My next move didn’t get much better. I went and done sparking for a few months travelling throughout the UK spending a lot of my time away from home, working 12 days at a time. I was 19, homesick and had hated the thought of missing out with the lads, the craic back home and feeling the football season just passing me by. Life just wasn’t the same. Yet another job that wasn’t what I wanted or could picture myself doing all my life.
Lo and behold the prodigal son has returned!!!
Yes, I was back in the egg business, something I thought I’d never see again (never say never). People need their eggs, and no better man to get the job done and provide that service than myself. . . . . However, I knew this wasn’t my path.
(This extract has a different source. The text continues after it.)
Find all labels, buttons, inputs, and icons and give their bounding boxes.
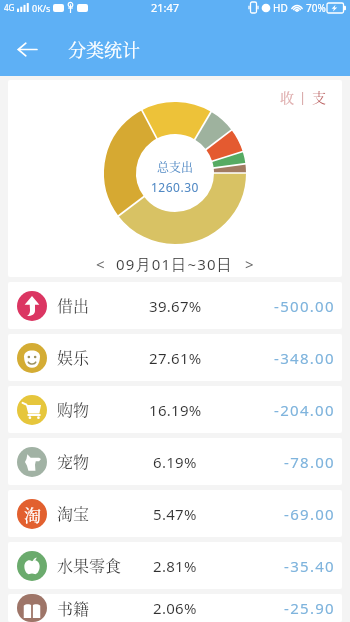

At least I hoped not.
I lasted another 6 months before getting a job in engineering which I actually liked, but I think that was more to do with the craic with the men more so the work. I wasn’t getting a break with the right jobs. It really did feel like once one door closed, the right door was firmly closed shut and wasn’t for opening anytime soon. The only doors I seemed to unlock were dead end jobs.
As they like to remind us, mums are always right. This is leading me onto ‘what’s for you won’t go past you’ paragraph. At work, the men would have kindly nominated myself to do the weekly run to the local deli to get them a fry on a Friday morning. A treat for us at the end of a hard weeks work – few of them could definitely have done with a salad instead, which I liked to remind them of. One morning, I bumped into an old teacher of mine. As we got chatting, I told him I had an idea of going back to university but had no idea what field to go down. Without hesitation, he arranged a date for us to meet up. I agreed to go, in hope for inspiration and to start a new path in life. A clean slate.
Finally, a door worth opening.
There’s a silver lining to every story, including this one. Who knew a run in with my old teacher would give me the push I needed to make another attempt at Uni. This time it was different, I knew this because of what I had come through in comparison to when I started in Coleraine, 3 years previous. Here I am, in my final year studies writing my first blog. Who would have guessed with my track record? So if you’re struggling like I was, keep banging on them doors, hoping the right one will open and if not, put it through.